Cost under adversarial load is real. Fernando burned $500+ in API costs during the experiment. If you're building anything that accepts inbound requests from the public and processes them with an AI, you need rate limiting — not just for quality, but because adversarial users will deliberately hammer your endpoint. Every token is billed.

What I'd Build With This

An AI input sanitisation middleware — a lightweight wrapper that runs user input through a fast model check (Haiku) before it reaches your main agent. Flag likely injection attempts before they consume expensive tokens. The classifier prompt would use patterns from this experiment as training examples.

A red-team harness for your own AI features — a script that generates injection attempts (authority claims, multi-language variants, social engineering patterns) and fires them at your staging API endpoint. Cheap to build, valuable to run before you ship.

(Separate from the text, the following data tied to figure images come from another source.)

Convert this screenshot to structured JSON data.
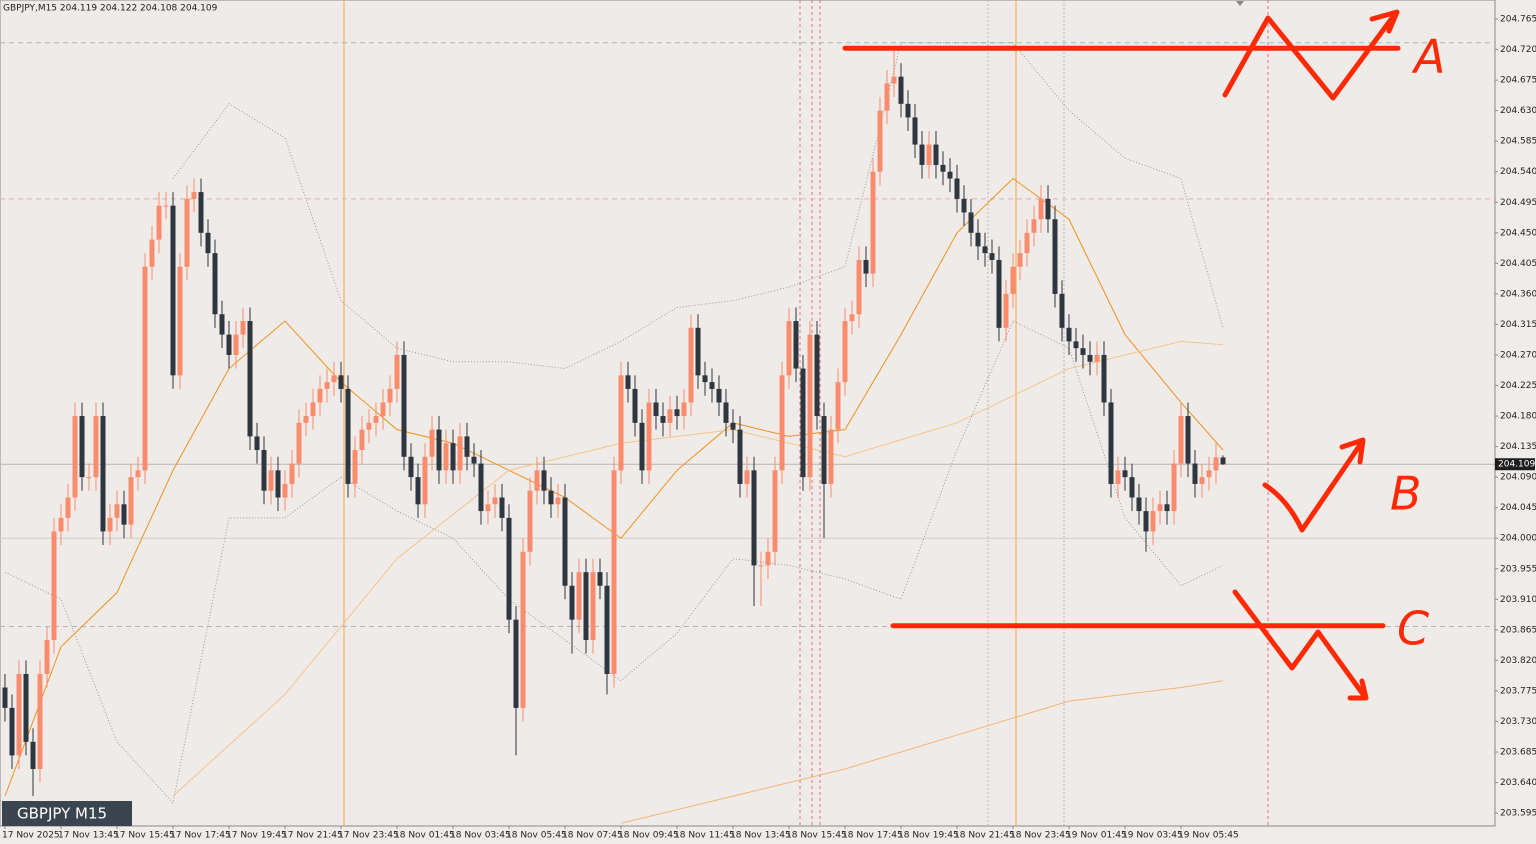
{
  "chart_data": {
    "type": "candlestick",
    "title": "GBPJPY,M15  204.119 204.122 204.108 204.109",
    "symbol_box": "GBPJPY M15",
    "up_color": "#f98c6c",
    "down_color": "#2e3640",
    "ylim": [
      203.576,
      204.793
    ],
    "yticks": [
      204.765,
      {
        "value": 204.72,
        "label": "204.720"
      },
      204.675,
      {
        "value": 204.63,
        "label": "204.630"
      },
      204.585,
      {
        "value": 204.54,
        "label": "204.540"
      },
      204.495,
      {
        "value": 204.45,
        "label": "204.450"
      },
      204.405,
      {
        "value": 204.36,
        "label": "204.360"
      },
      204.315,
      {
        "value": 204.27,
        "label": "204.270"
      },
      204.225,
      {
        "value": 204.18,
        "label": "204.180"
      },
      204.135,
      {
        "value": 204.09,
        "label": "204.090"
      },
      204.045,
      {
        "value": 204,
        "label": "204.000"
      },
      203.955,
      {
        "value": 203.91,
        "label": "203.910"
      },
      203.865,
      {
        "value": 203.82,
        "label": "203.820"
      },
      203.775,
      {
        "value": 203.73,
        "label": "203.730"
      },
      203.685,
      {
        "value": 203.64,
        "label": "203.640"
      },
      203.595
    ],
    "current_price": 204.109,
    "categories": [
      "17 Nov 2025",
      null,
      null,
      null,
      null,
      null,
      null,
      null,
      "17 Nov 13:45",
      null,
      null,
      null,
      null,
      null,
      null,
      null,
      "17 Nov 15:45",
      null,
      null,
      null,
      null,
      null,
      null,
      null,
      "17 Nov 17:45",
      null,
      null,
      null,
      null,
      null,
      null,
      null,
      "17 Nov 19:45",
      null,
      null,
      null,
      null,
      null,
      null,
      null,
      "17 Nov 21:45",
      null,
      null,
      null,
      null,
      null,
      null,
      null,
      "17 Nov 23:45",
      null,
      null,
      null,
      null,
      null,
      null,
      null,
      "18 Nov 01:45",
      null,
      null,
      null,
      null,
      null,
      null,
      null,
      "18 Nov 03:45",
      null,
      null,
      null,
      null,
      null,
      null,
      null,
      "18 Nov 05:45",
      null,
      null,
      null,
      null,
      null,
      null,
      null,
      "18 Nov 07:45",
      null,
      null,
      null,
      null,
      null,
      null,
      null,
      "18 Nov 09:45",
      null,
      null,
      null,
      null,
      null,
      null,
      null,
      "18 Nov 11:45",
      null,
      null,
      null,
      null,
      null,
      null,
      null,
      "18 Nov 13:45",
      null,
      null,
      null,
      null,
      null,
      null,
      null,
      "18 Nov 15:45",
      null,
      null,
      null,
      null,
      null,
      null,
      null,
      "18 Nov 17:45",
      null,
      null,
      null,
      null,
      null,
      null,
      null,
      "18 Nov 19:45",
      null,
      null,
      null,
      null,
      null,
      null,
      null,
      "18 Nov 21:45",
      null,
      null,
      null,
      null,
      null,
      null,
      null,
      "18 Nov 23:45",
      null,
      null,
      null,
      null,
      null,
      null,
      null,
      "19 Nov 01:45",
      null,
      null,
      null,
      null,
      null,
      null,
      null,
      "19 Nov 03:45",
      null,
      null,
      null,
      null,
      null,
      null,
      null,
      "19 Nov 05:45",
      null,
      null,
      null,
      null,
      null,
      null
    ],
    "open": [
      203.78,
      203.75,
      203.68,
      203.8,
      203.7,
      203.66,
      203.8,
      203.85,
      204.01,
      204.03,
      204.06,
      204.18,
      204.09,
      204.09,
      204.18,
      204.01,
      204.03,
      204.05,
      204.02,
      204.09,
      204.1,
      204.4,
      204.44,
      204.49,
      204.49,
      204.24,
      204.4,
      204.5,
      204.51,
      204.45,
      204.42,
      204.33,
      204.3,
      204.27,
      204.3,
      204.32,
      204.15,
      204.13,
      204.07,
      204.1,
      204.06,
      204.08,
      204.11,
      204.17,
      204.18,
      204.2,
      204.22,
      204.23,
      204.24,
      204.22,
      204.08,
      204.13,
      204.16,
      204.17,
      204.18,
      204.2,
      204.22,
      204.27,
      204.12,
      204.09,
      204.05,
      204.12,
      204.16,
      204.1,
      204.14,
      204.1,
      204.15,
      204.12,
      204.11,
      204.04,
      204.05,
      204.06,
      204.03,
      203.88,
      203.75,
      203.98,
      204.07,
      204.1,
      204.07,
      204.05,
      204.06,
      203.93,
      203.88,
      203.95,
      203.85,
      203.95,
      203.93,
      203.8,
      204.1,
      204.24,
      204.22,
      204.17,
      204.1,
      204.2,
      204.18,
      204.17,
      204.19,
      204.18,
      204.2,
      204.31,
      204.24,
      204.23,
      204.22,
      204.2,
      204.17,
      204.16,
      204.08,
      204.1,
      203.96,
      203.96,
      203.98,
      204.1,
      204.24,
      204.32,
      204.25,
      204.09,
      204.3,
      204.18,
      204.08,
      204.16,
      204.23,
      204.32,
      204.33,
      204.41,
      204.39,
      204.54,
      204.63,
      204.67,
      204.68,
      204.64,
      204.62,
      204.58,
      204.55,
      204.58,
      204.55,
      204.54,
      204.53,
      204.5,
      204.48,
      204.45,
      204.43,
      204.42,
      204.41,
      204.31,
      204.36,
      204.4,
      204.42,
      204.45,
      204.47,
      204.5,
      204.47,
      204.36,
      204.31,
      204.29,
      204.28,
      204.27,
      204.26,
      204.27,
      204.2,
      204.08,
      204.1,
      204.09,
      204.06,
      204.04,
      204.01,
      204.04,
      204.05,
      204.04,
      204.11,
      204.18,
      204.11,
      204.08,
      204.09,
      204.1,
      204.119
    ],
    "high": [
      203.8,
      203.77,
      203.82,
      203.82,
      203.72,
      203.82,
      203.87,
      204.03,
      204.05,
      204.08,
      204.2,
      204.2,
      204.11,
      204.2,
      204.2,
      204.05,
      204.07,
      204.07,
      204.11,
      204.12,
      204.42,
      204.46,
      204.51,
      204.51,
      204.51,
      204.42,
      204.52,
      204.53,
      204.53,
      204.47,
      204.44,
      204.35,
      204.32,
      204.32,
      204.34,
      204.34,
      204.17,
      204.15,
      204.12,
      204.12,
      204.1,
      204.13,
      204.19,
      204.2,
      204.22,
      204.24,
      204.25,
      204.26,
      204.26,
      204.24,
      204.15,
      204.18,
      204.19,
      204.2,
      204.22,
      204.24,
      204.29,
      204.29,
      204.14,
      204.11,
      204.14,
      204.18,
      204.18,
      204.16,
      204.16,
      204.17,
      204.17,
      204.14,
      204.13,
      204.07,
      204.08,
      204.08,
      204.05,
      203.9,
      204.0,
      204.09,
      204.12,
      204.12,
      204.09,
      204.08,
      204.08,
      203.95,
      203.97,
      203.97,
      203.97,
      203.97,
      203.95,
      204.12,
      204.26,
      204.26,
      204.24,
      204.19,
      204.22,
      204.22,
      204.2,
      204.21,
      204.21,
      204.22,
      204.33,
      204.33,
      204.26,
      204.25,
      204.24,
      204.22,
      204.19,
      204.18,
      204.12,
      204.12,
      203.98,
      204.0,
      204.12,
      204.26,
      204.34,
      204.34,
      204.27,
      204.32,
      204.32,
      204.2,
      204.18,
      204.25,
      204.34,
      204.35,
      204.43,
      204.43,
      204.56,
      204.65,
      204.69,
      204.72,
      204.7,
      204.66,
      204.64,
      204.6,
      204.6,
      204.6,
      204.57,
      204.56,
      204.55,
      204.52,
      204.5,
      204.47,
      204.45,
      204.44,
      204.43,
      204.38,
      204.42,
      204.44,
      204.47,
      204.49,
      204.52,
      204.52,
      204.49,
      204.38,
      204.33,
      204.31,
      204.3,
      204.29,
      204.29,
      204.29,
      204.22,
      204.12,
      204.12,
      204.11,
      204.08,
      204.06,
      204.06,
      204.07,
      204.07,
      204.13,
      204.2,
      204.2,
      204.13,
      204.11,
      204.12,
      204.14,
      204.122
    ],
    "low": [
      203.73,
      203.66,
      203.66,
      203.68,
      203.62,
      203.64,
      203.78,
      203.83,
      203.99,
      204.01,
      204.04,
      204.07,
      204.07,
      204.07,
      203.99,
      203.99,
      204.01,
      204.0,
      204.0,
      204.07,
      204.08,
      204.38,
      204.42,
      204.47,
      204.22,
      204.22,
      204.38,
      204.48,
      204.43,
      204.4,
      204.31,
      204.28,
      204.25,
      204.25,
      204.28,
      204.13,
      204.11,
      204.05,
      204.05,
      204.04,
      204.04,
      204.06,
      204.09,
      204.15,
      204.16,
      204.18,
      204.2,
      204.21,
      204.2,
      204.06,
      204.06,
      204.11,
      204.14,
      204.15,
      204.16,
      204.18,
      204.2,
      204.1,
      204.07,
      204.03,
      204.03,
      204.1,
      204.08,
      204.08,
      204.08,
      204.08,
      204.1,
      204.09,
      204.02,
      204.02,
      204.03,
      204.01,
      203.86,
      203.68,
      203.73,
      203.96,
      204.05,
      204.05,
      204.03,
      204.03,
      203.91,
      203.83,
      203.86,
      203.83,
      203.83,
      203.91,
      203.77,
      203.78,
      204.08,
      204.2,
      204.15,
      204.08,
      204.08,
      204.16,
      204.15,
      204.15,
      204.16,
      204.16,
      204.18,
      204.22,
      204.21,
      204.2,
      204.18,
      204.15,
      204.14,
      204.06,
      204.06,
      203.9,
      203.9,
      203.94,
      203.96,
      204.08,
      204.22,
      204.23,
      204.07,
      204.07,
      204.16,
      204.0,
      204.06,
      204.14,
      204.21,
      204.3,
      204.31,
      204.37,
      204.37,
      204.52,
      204.61,
      204.65,
      204.62,
      204.6,
      204.56,
      204.53,
      204.53,
      204.53,
      204.52,
      204.51,
      204.48,
      204.46,
      204.43,
      204.41,
      204.4,
      204.39,
      204.29,
      204.29,
      204.34,
      204.38,
      204.4,
      204.43,
      204.45,
      204.45,
      204.34,
      204.29,
      204.27,
      204.26,
      204.25,
      204.24,
      204.24,
      204.18,
      204.06,
      204.06,
      204.07,
      204.04,
      204.02,
      203.98,
      203.99,
      204.02,
      204.02,
      204.02,
      204.09,
      204.09,
      204.06,
      204.06,
      204.07,
      204.08,
      204.108
    ],
    "close": [
      203.75,
      203.68,
      203.8,
      203.7,
      203.66,
      203.8,
      203.85,
      204.01,
      204.03,
      204.06,
      204.18,
      204.09,
      204.09,
      204.18,
      204.01,
      204.03,
      204.05,
      204.02,
      204.09,
      204.1,
      204.4,
      204.44,
      204.49,
      204.49,
      204.24,
      204.4,
      204.5,
      204.51,
      204.45,
      204.42,
      204.33,
      204.3,
      204.27,
      204.3,
      204.32,
      204.15,
      204.13,
      204.07,
      204.1,
      204.06,
      204.08,
      204.11,
      204.17,
      204.18,
      204.2,
      204.22,
      204.23,
      204.24,
      204.22,
      204.08,
      204.13,
      204.16,
      204.17,
      204.18,
      204.2,
      204.22,
      204.27,
      204.12,
      204.09,
      204.05,
      204.12,
      204.16,
      204.1,
      204.14,
      204.1,
      204.15,
      204.12,
      204.11,
      204.04,
      204.05,
      204.06,
      204.03,
      203.88,
      203.75,
      203.98,
      204.07,
      204.1,
      204.07,
      204.05,
      204.06,
      203.93,
      203.88,
      203.95,
      203.85,
      203.95,
      203.93,
      203.8,
      204.1,
      204.24,
      204.22,
      204.17,
      204.1,
      204.2,
      204.18,
      204.17,
      204.19,
      204.18,
      204.2,
      204.31,
      204.24,
      204.23,
      204.22,
      204.2,
      204.17,
      204.16,
      204.08,
      204.1,
      203.96,
      203.96,
      203.98,
      204.1,
      204.24,
      204.32,
      204.25,
      204.09,
      204.3,
      204.18,
      204.08,
      204.16,
      204.23,
      204.32,
      204.33,
      204.41,
      204.39,
      204.54,
      204.63,
      204.67,
      204.68,
      204.64,
      204.62,
      204.58,
      204.55,
      204.58,
      204.55,
      204.54,
      204.53,
      204.5,
      204.48,
      204.45,
      204.43,
      204.42,
      204.41,
      204.31,
      204.36,
      204.4,
      204.42,
      204.45,
      204.47,
      204.5,
      204.47,
      204.36,
      204.31,
      204.29,
      204.28,
      204.27,
      204.26,
      204.27,
      204.2,
      204.08,
      204.1,
      204.09,
      204.06,
      204.04,
      204.01,
      204.04,
      204.05,
      204.04,
      204.11,
      204.18,
      204.11,
      204.08,
      204.09,
      204.1,
      204.119,
      204.109
    ],
    "overlays": [
      {
        "color": "#f0921e",
        "style": "solid",
        "x": [
          0,
          8,
          16,
          24,
          32,
          40,
          48,
          56,
          64,
          72,
          80,
          88,
          96,
          104,
          112,
          120,
          128,
          136,
          144,
          152,
          160,
          168,
          174
        ],
        "values": [
          203.62,
          203.84,
          203.92,
          204.1,
          204.25,
          204.32,
          204.23,
          204.16,
          204.14,
          204.1,
          204.06,
          204.0,
          204.1,
          204.17,
          204.15,
          204.16,
          204.3,
          204.45,
          204.53,
          204.47,
          204.3,
          204.2,
          204.13
        ]
      },
      {
        "color": "#f7c48a",
        "style": "solid",
        "x": [
          24,
          40,
          56,
          72,
          88,
          104,
          120,
          136,
          152,
          168,
          174
        ],
        "values": [
          203.62,
          203.77,
          203.97,
          204.1,
          204.14,
          204.16,
          204.12,
          204.17,
          204.25,
          204.29,
          204.285
        ]
      },
      {
        "color": "#f5b571",
        "style": "solid",
        "x": [
          88,
          104,
          120,
          136,
          152,
          168,
          174
        ],
        "values": [
          203.58,
          203.62,
          203.66,
          203.71,
          203.76,
          203.78,
          203.79
        ]
      },
      {
        "color": "#9a9a9a",
        "style": "dotted",
        "x": [
          24,
          32,
          40,
          48,
          56,
          64,
          72,
          80,
          88,
          96,
          104,
          112,
          120,
          128,
          144,
          152,
          160,
          168,
          174
        ],
        "values": [
          204.53,
          204.64,
          204.59,
          204.35,
          204.28,
          204.26,
          204.26,
          204.25,
          204.29,
          204.34,
          204.35,
          204.37,
          204.4,
          204.73,
          204.73,
          204.63,
          204.56,
          204.53,
          204.31
        ]
      },
      {
        "color": "#9a9a9a",
        "style": "dotted",
        "x": [
          0,
          8,
          16,
          24,
          32,
          40,
          48,
          56,
          64,
          72,
          80,
          88,
          96,
          104,
          112,
          120,
          128,
          136,
          144,
          152,
          160,
          168,
          174
        ],
        "values": [
          203.95,
          203.91,
          203.7,
          203.61,
          204.03,
          204.03,
          204.09,
          204.04,
          204.0,
          203.91,
          203.85,
          203.79,
          203.86,
          203.97,
          203.96,
          203.94,
          203.91,
          204.13,
          204.32,
          204.28,
          204.03,
          203.93,
          203.96
        ]
      }
    ],
    "levels": [
      {
        "value": 204.73,
        "color": "#a9b7c9",
        "style": "dashed"
      },
      {
        "value": 204.5,
        "color": "#f2a7b5",
        "style": "dashed"
      },
      {
        "value": 203.87,
        "color": "#a9b7c9",
        "style": "dashed"
      },
      {
        "value": 204,
        "color": "#d2cecb",
        "style": "solid"
      },
      {
        "value": 204.109,
        "color": "#b9b5b2",
        "style": "solid"
      }
    ],
    "markers": [
      {
        "value": 204.722
      },
      {
        "value": 203.871
      }
    ],
    "annotations": [
      "A",
      "B",
      "C"
    ]
  }
}
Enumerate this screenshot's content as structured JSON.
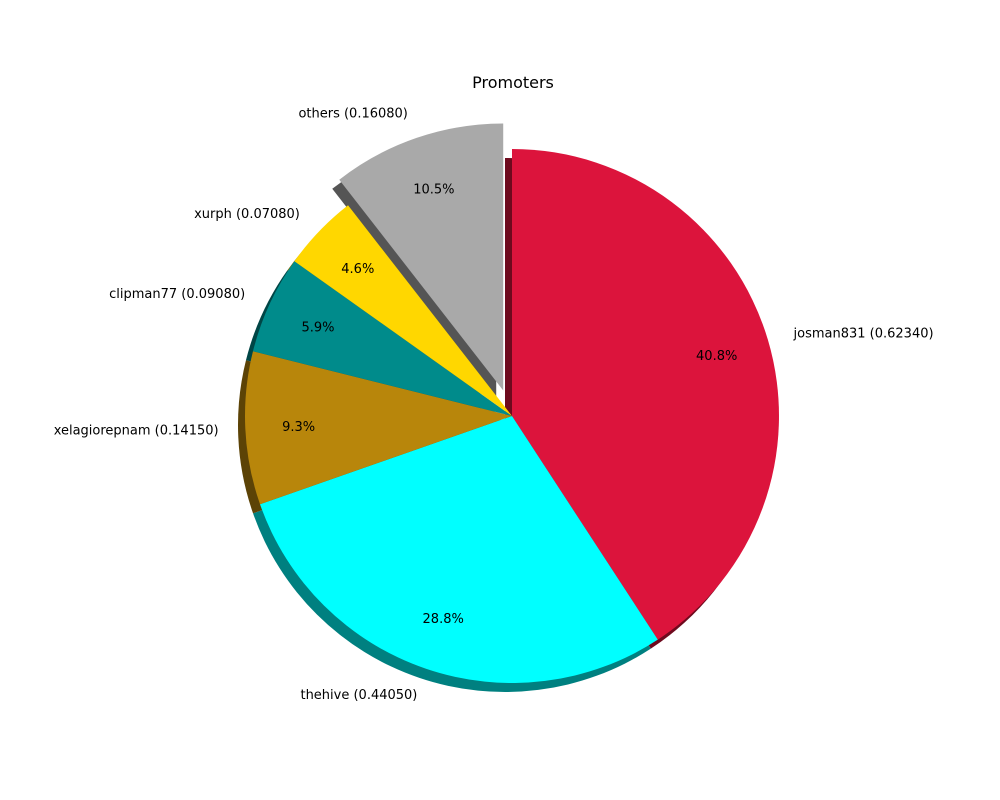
{
  "chart_data": {
    "type": "pie",
    "title": "Promoters",
    "slices": [
      {
        "name": "josman831",
        "value": 0.6234,
        "label": "josman831 (0.62340)",
        "pct": "40.8%",
        "color": "#DC143C",
        "exploded": false
      },
      {
        "name": "thehive",
        "value": 0.4405,
        "label": "thehive (0.44050)",
        "pct": "28.8%",
        "color": "#00FFFF",
        "exploded": false
      },
      {
        "name": "xelagiorepnam",
        "value": 0.1415,
        "label": "xelagiorepnam (0.14150)",
        "pct": "9.3%",
        "color": "#B8860B",
        "exploded": false
      },
      {
        "name": "clipman77",
        "value": 0.0908,
        "label": "clipman77 (0.09080)",
        "pct": "5.9%",
        "color": "#008B8B",
        "exploded": false
      },
      {
        "name": "xurph",
        "value": 0.0708,
        "label": "xurph (0.07080)",
        "pct": "4.6%",
        "color": "#FFD700",
        "exploded": false
      },
      {
        "name": "others",
        "value": 0.1608,
        "label": "others (0.16080)",
        "pct": "10.5%",
        "color": "#A9A9A9",
        "exploded": true
      }
    ],
    "start": "top",
    "direction": "clockwise",
    "shadow": true
  }
}
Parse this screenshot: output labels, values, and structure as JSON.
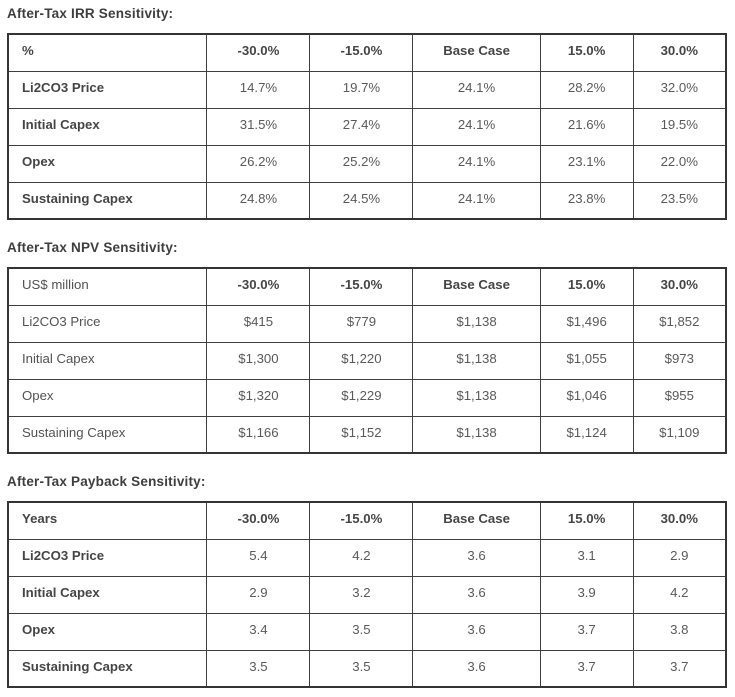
{
  "colors": {
    "background": "#ffffff",
    "border_outer": "#343434",
    "border_inner": "#3f3f3f",
    "title_text": "#3e3e3e",
    "label_text": "#454545",
    "value_text": "#595959"
  },
  "sections": [
    {
      "title": "After-Tax IRR Sensitivity:",
      "unit_label": "%",
      "columns": [
        "-30.0%",
        "-15.0%",
        "Base Case",
        "15.0%",
        "30.0%"
      ],
      "rows": [
        {
          "label": "Li2CO3 Price",
          "values": [
            "14.7%",
            "19.7%",
            "24.1%",
            "28.2%",
            "32.0%"
          ]
        },
        {
          "label": "Initial Capex",
          "values": [
            "31.5%",
            "27.4%",
            "24.1%",
            "21.6%",
            "19.5%"
          ]
        },
        {
          "label": "Opex",
          "values": [
            "26.2%",
            "25.2%",
            "24.1%",
            "23.1%",
            "22.0%"
          ]
        },
        {
          "label": "Sustaining Capex",
          "values": [
            "24.8%",
            "24.5%",
            "24.1%",
            "23.8%",
            "23.5%"
          ]
        }
      ]
    },
    {
      "title": "After-Tax NPV Sensitivity:",
      "unit_label": "US$ million",
      "columns": [
        "-30.0%",
        "-15.0%",
        "Base Case",
        "15.0%",
        "30.0%"
      ],
      "rows": [
        {
          "label": "Li2CO3 Price",
          "values": [
            "$415",
            "$779",
            "$1,138",
            "$1,496",
            "$1,852"
          ]
        },
        {
          "label": "Initial Capex",
          "values": [
            "$1,300",
            "$1,220",
            "$1,138",
            "$1,055",
            "$973"
          ]
        },
        {
          "label": "Opex",
          "values": [
            "$1,320",
            "$1,229",
            "$1,138",
            "$1,046",
            "$955"
          ]
        },
        {
          "label": "Sustaining Capex",
          "values": [
            "$1,166",
            "$1,152",
            "$1,138",
            "$1,124",
            "$1,109"
          ]
        }
      ]
    },
    {
      "title": "After-Tax Payback Sensitivity:",
      "unit_label": "Years",
      "columns": [
        "-30.0%",
        "-15.0%",
        "Base Case",
        "15.0%",
        "30.0%"
      ],
      "rows": [
        {
          "label": "Li2CO3 Price",
          "values": [
            "5.4",
            "4.2",
            "3.6",
            "3.1",
            "2.9"
          ]
        },
        {
          "label": "Initial Capex",
          "values": [
            "2.9",
            "3.2",
            "3.6",
            "3.9",
            "4.2"
          ]
        },
        {
          "label": "Opex",
          "values": [
            "3.4",
            "3.5",
            "3.6",
            "3.7",
            "3.8"
          ]
        },
        {
          "label": "Sustaining Capex",
          "values": [
            "3.5",
            "3.5",
            "3.6",
            "3.7",
            "3.7"
          ]
        }
      ]
    }
  ]
}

An audit log of AI reasoning traces — in production, store the model's thinking for every action taken. Fernando could diagnose contamination because he had traces. Without them, you're flying blind when something behaves unexpectedly.


The result here is reassuring: a capable model with simple, clear instructions held up against 6,000 adversarial attempts. What's less reassuring is that most developers I know aren't thinking about this at all. They build the AI feature, ship it, and hope. Now we have a real-world data point to work from.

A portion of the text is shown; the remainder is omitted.